Petro Poroshenko sworn in: 'Ukraine will not give up on Crimea,' says new leader
The 'Chocolate King' has been sworn in as President of Ukraine
Saturday 07 June 2014
Petro Poroshenko, has vowed not to give up control of Crimea to Russia in his first address as President of Ukraine.
The billionaire “Chocolate King” was inaugurated on Saturday and set out his plans for quelling violence in the east of the country, where hundreds have died in bloody clashes between the army and pro-Russian rebels.
In his first address, Mr Poroshenko promised amnesty “for those who do not have blood on their hands” and called for dialogue with “peaceful citizens” in the east.
“I am calling on everyone who has taken arms in their hands — please lay down your arms,” he said, according to a translator.
The new President, who favours closer ties with Europe over Russia, met with Vladimir Putin in France during commemorations for the 70th anniversary on D-Day on Friday.
He had already received a friendly welcome from Western leaders and vowed to work with the Russian President to “end the bloodshed” in eastern Ukraine.
Despite the talks, the Ukrainian President vowed not to accept Russia's annexation of Crimea.
“Crimea was, is and will be Ukrainian.
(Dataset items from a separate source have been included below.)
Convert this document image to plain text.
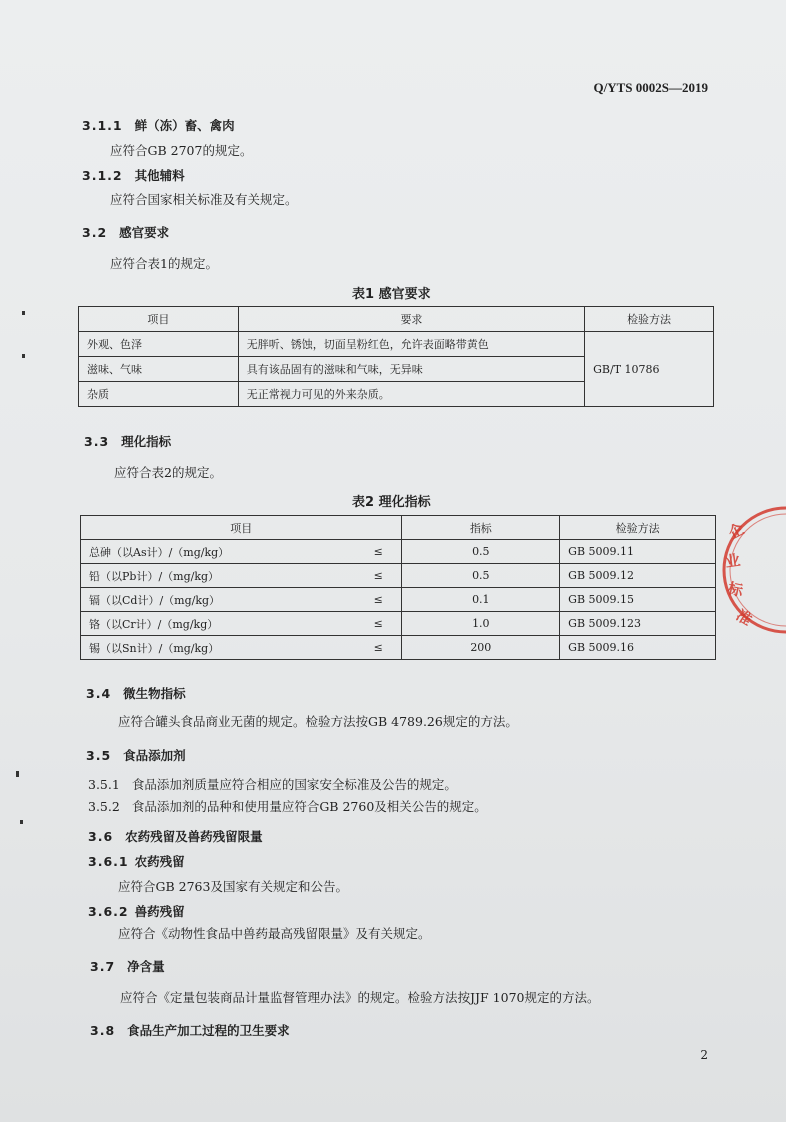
Q/YTS 0002S—2019
3.1.1 鲜（冻）畜、禽肉
应符合GB 2707的规定。
3.1.2 其他辅料
应符合国家相关标准及有关规定。
3.2 感官要求
应符合表1的规定。
表1 感官要求
项目	要求	检验方法
外观、色泽	无胖听、锈蚀，切面呈粉红色，允许表面略带黄色	GB/T 10786
滋味、气味	具有该品固有的滋味和气味，无异味	
杂质	无正常视力可见的外来杂质。	
3.3 理化指标
应符合表2的规定。
表2 理化指标
项目		指标	检验方法
总砷（以As计）/（mg/kg）	≤	0.5	GB 5009.11
铅（以Pb计）/（mg/kg）	≤	0.5	GB 5009.12
镉（以Cd计）/（mg/kg）	≤	0.1	GB 5009.15
铬（以Cr计）/（mg/kg）	≤	1.0	GB 5009.123
锡（以Sn计）/（mg/kg）	≤	200	GB 5009.16
3.4 微生物指标
应符合罐头食品商业无菌的规定。检验方法按GB 4789.26规定的方法。
3.5 食品添加剂
3.5.1 食品添加剂质量应符合相应的国家安全标准及公告的规定。
3.5.2 食品添加剂的品种和使用量应符合GB 2760及相关公告的规定。
3.6 农药残留及兽药残留限量
3.6.1 农药残留
应符合GB 2763及国家有关规定和公告。
3.6.2 兽药残留
应符合《动物性食品中兽药最高残留限量》及有关规定。
3.7 净含量
应符合《定量包装商品计量监督管理办法》的规定。检验方法按JJF 1070规定的方法。
3.8 食品生产加工过程的卫生要求
2
企
业
标
准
There will be no trade-off,” he said.
Ukraine's President-elect Petro Poroshenko (left) and Russian President Vladimir Putin during an international D-Day commemoration ceremony Russia annexed the peninsula in march and the subsequent secession referendum was regarded as illegitimate by Kiev and some Western countries.
Mr Putin has denied allegations that Russia has fomented the rebellion in the east, and he insisted that the Government needs to speak directly to rebels.
Mr Poroshenko also called for early regional elections and promised increased powers for local governments but rejected calls for the federalisation of Ukraine.
He insisted that Ukrainian would remain the only state language but promised “new opportunities for the Russian language,” without elaborating on specifics.
The tycoon was elected last month with 55 per cent of the vote but concerns about the legitimacy of the election, in which some polling stations were blocked by different factions, have been raised.
As the first official replacement of ousted leader Viktor Yanukovych, he faces a mammoth task quelling a separatist insurgency in eastern Ukraine and tackling the country’s corruption-plagued economy.
Harsh statements on the pro-Russian rebels, branding them “terrorists” and promising retribution for the deaths of Government soldiers, came before bloody assaults on the insurgents that have killed hundreds.
The task is a far cry from the manufacturing business that made the 48-year-old’s estimated $1.6 billion (£950 million) fortune.
He started his chocolate manufacturing business by importing cocoa beans into the Soviet Union in 1991 and eventually started Roshen, the foundation of a business empire that now includes ship-building and one of the country's most influential TV stations.
Unlike many other Ukrainian billionaires, Mr Poroshenko did not make his money in murky post-Soviet privatisations, boosting his reputation as a “good tycoon”.
His political career began in 1998 and he went on to hold several positions in the former President’s Party of Regions but threw his weight behind 2004’s anti-corruption Orange Revolution.
Mr Poroshenko faced allegations of corruption himself when he stepped down as head of national security amid rumours he had used his influence to benefit another tycoon.
He later returned to serve as Foreign Minister, and briefly as economics minister after Mr Yanukovych came to power in 2010 and surprised the public last year by allying himself early with the pro-European Maidan protest movement in Kiev that caused his former leader’s downfall.
He then allied with a potential rival, former boxing champion Vitali Klitschko, and endorsed him for Kiev mayor as Mr Klitschko supported him for president.
Mr Poroshenko supports signing an association agreement with the European Union, but has spoken against holding a vote on whether Ukraine should seek Nato membership.
Relations with Moscow should be good but equal and should not undermine Ukrainians' desire for closer ties with the European Union, he says.
For now, his priority will be putting a stop to the violence in the east that has killed more than 200 people in recent weeks, according to Government estimates.
Ukraine's cash-strapped Government, desperate to receive the full $17 billion (£10 billion) loan package promised by the International Monetary Fund, will have to undertake serious constitutional reforms early in his tenure as President.
Mr Poroshenko also faces a major hurdle in encouraging Parliament to agree to hold elections this year instead of in 2017 as scheduled.
If he fails, he could face the same challenges as the Orange Revolution government, which took two years to hold parliamentary elections.